World War I Propaganda
Rather than adopting a national communications strategy, the government tailored their message to reach different communities.
The NWAC worked with high street businesses such as WH Smith to produce and distribute millions of pamphlets and postcards. While some focussed on portraying the enemy in a negative light, others emphasised the importance of British traditions and values.
Neighbouring towns were pitched into fundraising battles against each other to help pay for new tanks, by building on local rivalries and appealing to civic pride. This technique proved so successful that tanks were diverted away from the Western Front to help raise funds at home.
Realising that pro-war messages would sound better if they didn’t all come from the government, the NWAC paid freelance contributors up and down the country to write impassioned articles for local newspapers.

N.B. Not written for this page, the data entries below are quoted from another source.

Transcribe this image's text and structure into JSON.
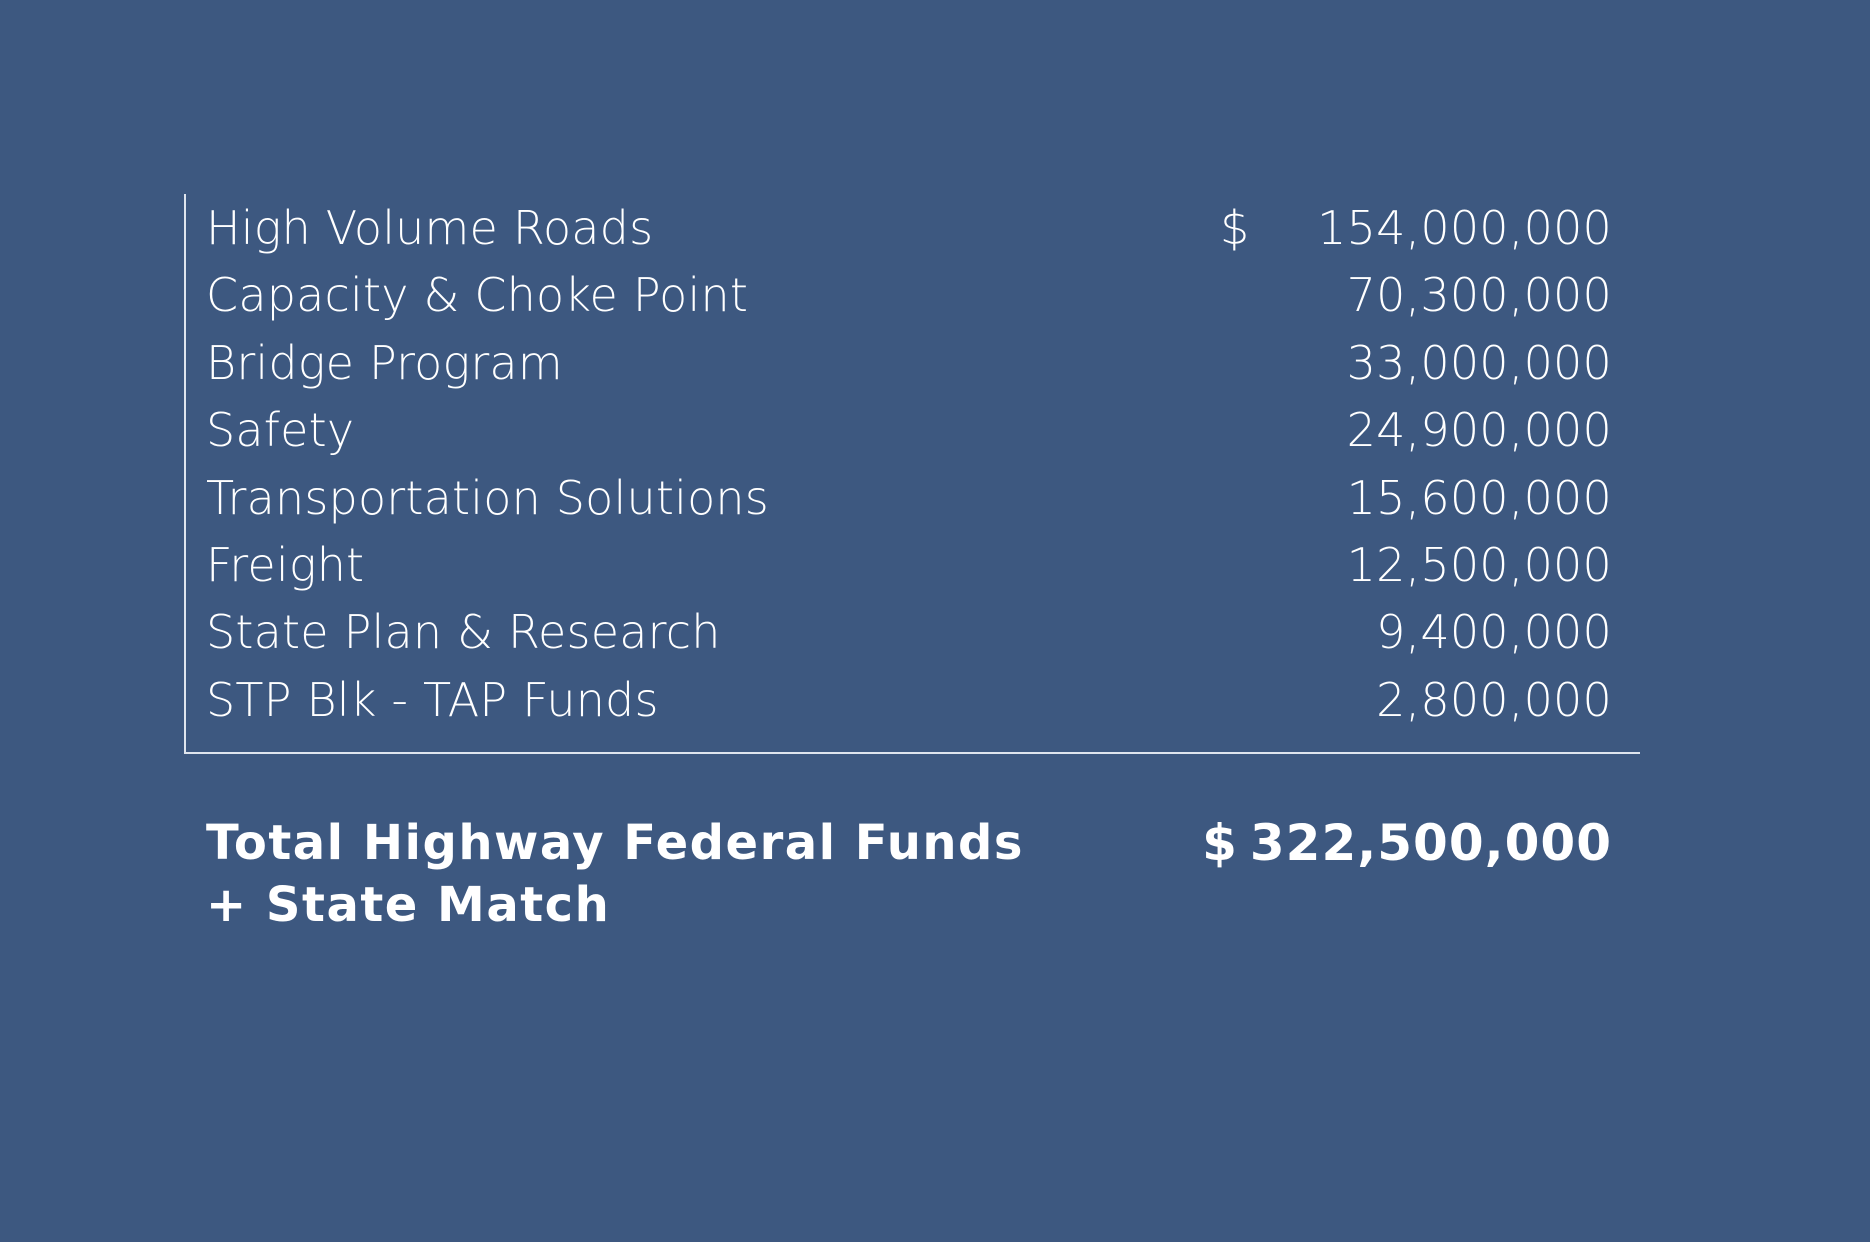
{
  "rows": [
    {
      "label": "High Volume Roads",
      "value": "154,000,000",
      "currency": "$"
    },
    {
      "label": "Capacity & Choke Point",
      "value": "70,300,000"
    },
    {
      "label": "Bridge Program",
      "value": "33,000,000"
    },
    {
      "label": "Safety",
      "value": "24,900,000"
    },
    {
      "label": "Transportation Solutions",
      "value": "15,600,000"
    },
    {
      "label": "Freight",
      "value": "12,500,000"
    },
    {
      "label": "State Plan & Research",
      "value": "9,400,000"
    },
    {
      "label": "STP Blk - TAP Funds",
      "value": "2,800,000"
    }
  ],
  "total": {
    "label_line1": "Total Highway Federal Funds",
    "label_line2": "+ State Match",
    "currency": "$",
    "value": "322,500,000"
  },
  "colors": {
    "background": "#3d5880",
    "text": "#ffffff",
    "rule": "#dfe5ee"
  }
}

One of the NWAC’s most successful strategies was to organise a series of public rallies around the country. Winston Churchill was a popular speaker in affluent areas, but didn’t always go down well with working class audiences.
In 1916, the film ‘Battle of the Somme’ gave audiences their best glimpse yet of life on the front line. It was the first time that many had seen anything other than short, staged newsreels. The NWAC made sure the film reached rural audiences: ten mobile cinemas took ‘The Battle of the Somme’ into the countryside, reaching 150, 000 people a week. It also invested in feature films that would promote the war as a just cause. The films were a runaway success: 22 million tickets were sold in just six weeks.
The NWAC didn’t just produce and distribute its own marketing material – it tried to silence dissenting voices in the community. Local networks often knew in advance where Pacifist meetings would take place, and would organise rival patriotic gatherings at the same time. If this led to threats of violence against dissenters, then senior politicians could turn a blind eye. The semi-official nature of the NWAC, and the informal nature of its network of local contacts, made it harder to prove that the government was trying to stifle free speech.